気泡を除去する意味もありますし、インスリン注射液が針からちゃんと出るのを確認する意味もあります。
先ほどと同じように、ノボラピッド 300単位 1キット の処方で確認してみましょう。
①(朝5単位、昼5単位、夕5単位)で自己注射指示のパターン。
①の薬剤での場合、1日の単位は5+5+5=15単位となります。1回につき2単位は空打ちなので、朝昼夕の2+2+2=6単位も追加しましょう。
1日の総量は21単位となりました。
そして、300単位÷21単位=14.2…日分と計算できますので、この患者の処方日数は約14日分です。
これを回数に直すと朝昼夕の3回×約14日分=約42回分の処方が可能ということが分かります。
②(朝20単位、昼15単位、夕15単位)で自己注射指示のパターン。
②の薬剤での場合、1日の単位は20+15+15=50単位となります。1回につき2単位は空打ちなので、朝昼夕の2+2+2=6単位も追加しましょう。
1日の総量は56単位となりました。
そして、300単位÷56単位=5.3…日分と計算できますので、この患者の処方日数は約5日分です。
これを回数に直すと朝昼夕の3回×約5日分=約15回分の処方が可能ということが分かります。
①と②のそれぞれ回数が出ましたね。
2パターンでの回数が分かったので、これを在宅自己注射指導管理料の算定に当てはめて考えてみましょう。
①の場合、42回分の処方が出ているので、28回以上での算定条件を満たします。
②の場合、15回分の処方しか手渡されていないため、たとえ月初の算定であろうと27回以下でしか算定出来ません。

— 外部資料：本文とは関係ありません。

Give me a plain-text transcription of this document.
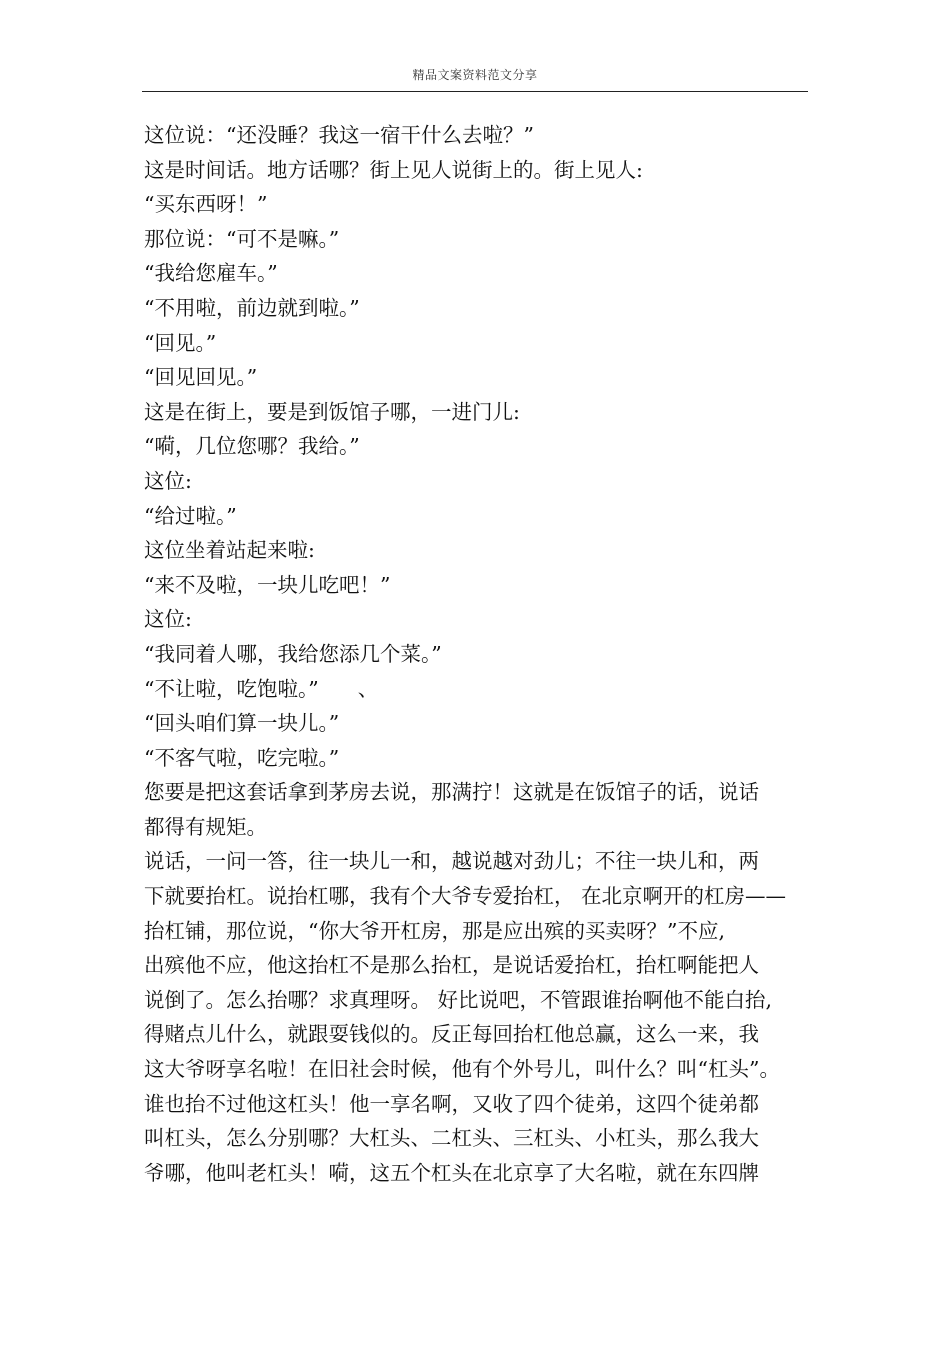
精品文案资料范文分享
这位说：“还没睡？我这一宿干什么去啦？”
这是时间话。地方话哪？街上见人说街上的。街上见人:
“买东西呀！”
那位说：“可不是嘛。”
“我给您雇车。”
“不用啦，前边就到啦。”
“回见。”
“回见回见。”
这是在街上，要是到饭馆子哪，一进门儿:
“嗬，几位您哪？我给。”
这位:
“给过啦。”
这位坐着站起来啦:
“来不及啦，一块儿吃吧！”
这位:
“我同着人哪，我给您添几个菜。”
“不让啦，吃饱啦。”      、
“回头咱们算一块儿。”
“不客气啦，吃完啦。”
您要是把这套话拿到茅房去说，那满拧！这就是在饭馆子的话，说话
都得有规矩。
说话，一问一答，往一块儿一和，越说越对劲儿；不往一块儿和，两
下就要抬杠。说抬杠哪，我有个大爷专爱抬杠， 在北京啊开的杠房——
抬杠铺，那位说，“你大爷开杠房，那是应出殡的买卖呀？”不应,
出殡他不应，他这抬杠不是那么抬杠，是说话爱抬杠，抬杠啊能把人
说倒了。怎么抬哪？求真理呀。 好比说吧，不管跟谁抬啊他不能白抬,
得赌点儿什么，就跟耍钱似的。反正每回抬杠他总赢，这么一来，我
这大爷呀享名啦！在旧社会时候，他有个外号儿，叫什么？叫“杠头”。
谁也抬不过他这杠头！他一享名啊，又收了四个徒弟，这四个徒弟都
叫杠头，怎么分别哪？大杠头、二杠头、三杠头、小杠头，那么我大
爷哪，他叫老杠头！嗬，这五个杠头在北京享了大名啦，就在东四牌
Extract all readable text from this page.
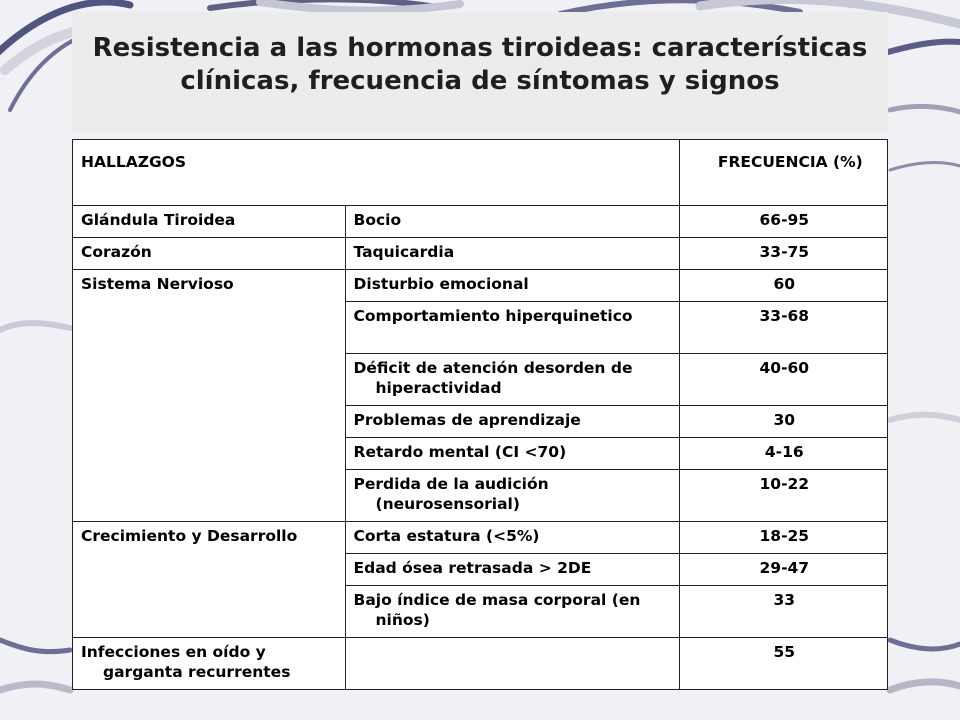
Resistencia a las hormonas tiroideas: características
clínicas, frecuencia de síntomas y signos
HALLAZGOS		FRECUENCIA (%)
Glándula Tiroidea	Bocio	66-95
Corazón	Taquicardia	33-75
Sistema Nervioso	Disturbio emocional	60
	Comportamiento hiperquinetico	33-68
	Déficit de atención desorden de hiperactividad	40-60
	Problemas de aprendizaje	30
	Retardo mental (CI <70)	4-16
	Perdida de la audición (neurosensorial)	10-22
Crecimiento y Desarrollo	Corta estatura (<5%)	18-25
	Edad ósea retrasada > 2DE	29-47
	Bajo índice de masa corporal (en niños)	33
Infecciones en oído y garganta recurrentes		55
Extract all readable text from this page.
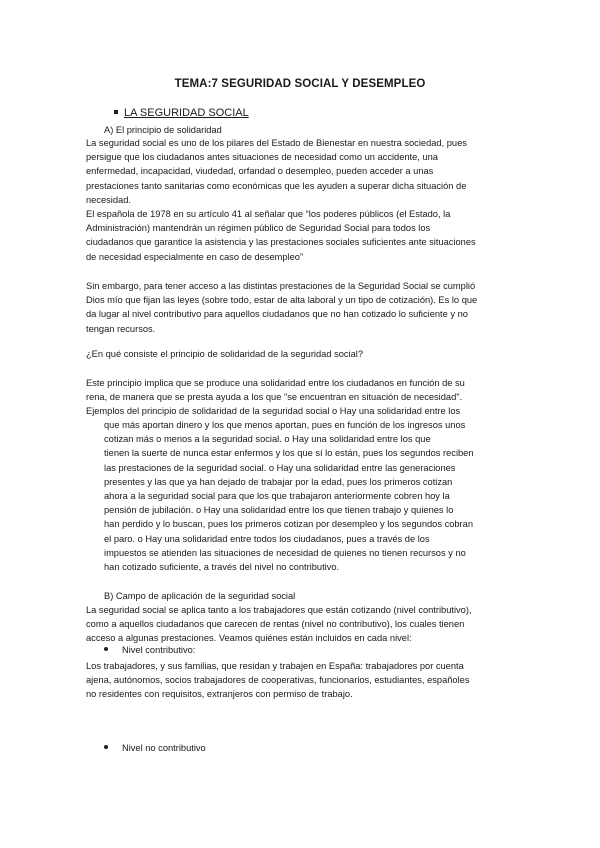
TEMA:7 SEGURIDAD SOCIAL Y DESEMPLEO
LA SEGURIDAD SOCIAL
A) El principio de solidaridad
La seguridad social es uno de los pilares del Estado de Bienestar en nuestra sociedad, pues
persigue que los ciudadanos antes situaciones de necesidad como un accidente, una
enfermedad, incapacidad, viudedad, orfandad o desempleo, pueden acceder a unas
prestaciones tanto sanitarias como económicas que les ayuden a superar dicha situación de
necesidad.
El española de 1978 en su artículo 41 al señalar que “los poderes públicos (el Estado, la
Administración) mantendrán un régimen público de Seguridad Social para todos los
ciudadanos que garantice la asistencia y las prestaciones sociales suficientes ante situaciones
de necesidad especialmente en caso de desempleo”
Sin embargo, para tener acceso a las distintas prestaciones de la Seguridad Social se cumplió
Dios mío que fijan las leyes (sobre todo, estar de alta laboral y un tipo de cotización). Es lo que
da lugar al nivel contributivo para aquellos ciudadanos que no han cotizado lo suficiente y no
tengan recursos.
¿En qué consiste el principio de solidaridad de la seguridad social?
Este principio implica que se produce una solidaridad entre los ciudadanos en función de su
rena, de manera que se presta ayuda a los que "se encuentran en situación de necesidad".
Ejemplos del principio de solidaridad de la seguridad social o Hay una solidaridad entre los
que más aportan dinero y los que menos aportan, pues en función de los ingresos unos
cotizan más o menos a la seguridad social. o Hay una solidaridad entre los que
tienen la suerte de nunca estar enfermos y los que sí lo están, pues los segundos reciben
las prestaciones de la seguridad social. o Hay una solidaridad entre las generaciones
presentes y las que ya han dejado de trabajar por la edad, pues los primeros cotizan
ahora a la seguridad social para que los que trabajaron anteriormente cobren hoy la
pensión de jubilación. o Hay una solidaridad entre los que tienen trabajo y quienes lo
han perdido y lo buscan, pues los primeros cotizan por desempleo y los segundos cobran
el paro. o Hay una solidaridad entre todos los ciudadanos, pues a través de los
impuestos se atienden las situaciones de necesidad de quienes no tienen recursos y no
han cotizado suficiente, a través del nivel no contributivo.
B) Campo de aplicación de la seguridad social
La seguridad social se aplica tanto a los trabajadores que están cotizando (nivel contributivo),
como a aquellos ciudadanos que carecen de rentas (nivel no contributivo), los cuales tienen
acceso a algunas prestaciones. Veamos quiénes están incluidos en cada nivel:
Nivel contributivo:
Los trabajadores, y sus familias, que residan y trabajen en España: trabajadores por cuenta
ajena, autónomos, socios trabajadores de cooperativas, funcionarios, estudiantes, españoles
no residentes con requisitos, extranjeros con permiso de trabajo.
Nivel no contributivo
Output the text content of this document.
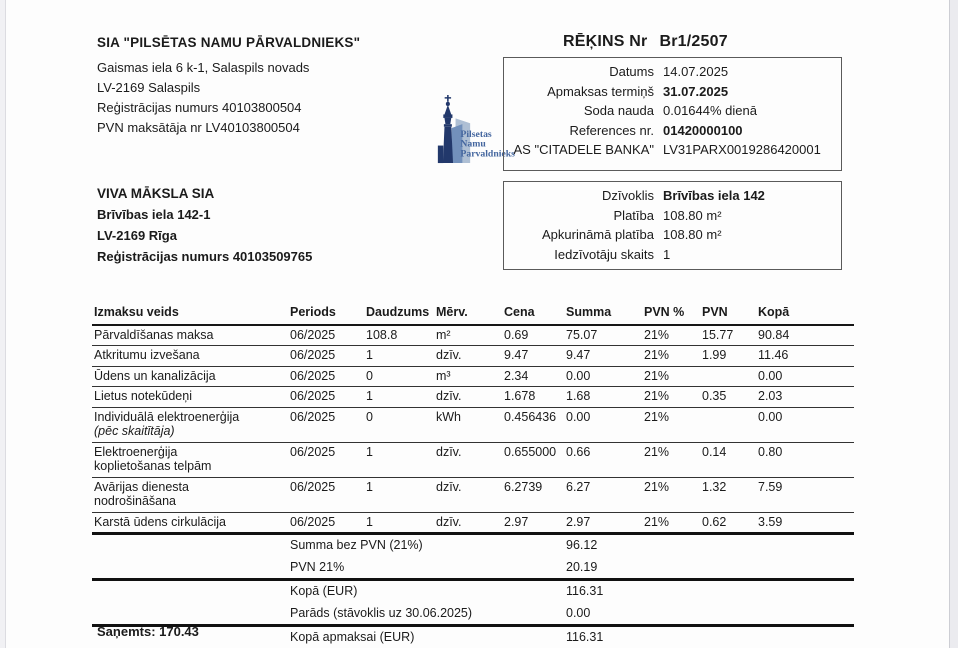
SIA "PILSĒTAS NAMU PĀRVALDNIEKS"
Gaismas iela 6 k-1, Salaspils novads
LV-2169 Salaspils
Reģistrācijas numurs 40103800504
PVN maksātāja nr LV40103800504	Pilsetas
Namu
Parvaldnieks
RĒĶINS Nr Br1/2507
Datums 14.07.2025
Apmaksas termiņš 31.07.2025
Soda nauda 0.01644% dienā
References nr. 01420000100
AS "CITADELE BANKA" LV31PARX0019286420001
Dzīvoklis Brīvības iela 142
Platība 108.80 m²
Apkurināmā platība 108.80 m²
Iedzīvotāju skaits 1
VIVA MĀKSLA SIA
Brīvības iela 142-1
LV-2169 Rīga
Reģistrācijas numurs 40103509765
Izmaksu veids	Periods	Daudzums	Mērv.	Cena	Summa	PVN %	PVN	Kopā

Pārvaldīšanas maksa	06/2025	108.8	m²	0.69	75.07	21%	15.77	90.84

Atkritumu izvešana	06/2025	1	dzīv.	9.47	9.47	21%	1.99	11.46

Ūdens un kanalizācija	06/2025	0	m³	2.34	0.00	21%		0.00

Lietus notekūdeņi	06/2025	1	dzīv.	1.678	1.68	21%	0.35	2.03

Individuālā elektroenerģija
(pēc skaitītāja)	06/2025	0	kWh	0.456436	0.00	21%		0.00

Elektroenerģija
koplietošanas telpām	06/2025	1	dzīv.	0.655000	0.66	21%	0.14	0.80

Avārijas dienesta
nodrošināšana	06/2025	1	dzīv.	6.2739	6.27	21%	1.32	7.59

Karstā ūdens cirkulācija	06/2025	1	dzīv.	2.97	2.97	21%	0.62	3.59
	Summa bez PVN (21%)				96.12			
	PVN 21%				20.19			
	Kopā (EUR)				116.31			
	Parāds (stāvoklis uz 30.06.2025)				0.00			
	Kopā apmaksai (EUR)				116.31			
Saņemts: 170.43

空打ちが単位数として加わることにより、多少回数に変動が出ましたね。
審査では空打ち分まで考慮した単位数を認めてもらえています。
残薬のみで算定は可能か?
基本的に、患者に在宅処方を渡している場合に指導料の算定ができます。
在宅処方をしなかった月であっても算定は可能なんです。
ただし、残薬がある人が対象。
回数に関しても残薬に応じた回数となります。
当月の回数を満たす残薬があるかは確認するようにしましょう。
『残薬あり』と記載して、指導管理料の算定が出来ます。
しかしながら、あまりにも残薬の月ばかりが連続すると、審査機関から疑問視されてしまいます。
添付文書にも保存期間が記されており、その観点から考えて長期残薬はあまり好ましくありません。適正さを欠くと判断されてしまいます。
実務では仕方ないこととはいえ、保険請求においては認められない場合もあるということを把握しておきましょう。
さいごに
いかがでしたでしょうか?過去を含め3回に渡り、在宅自己注射の数え方について記事でまとめてみました。
一応、数え方については今回で完結となります。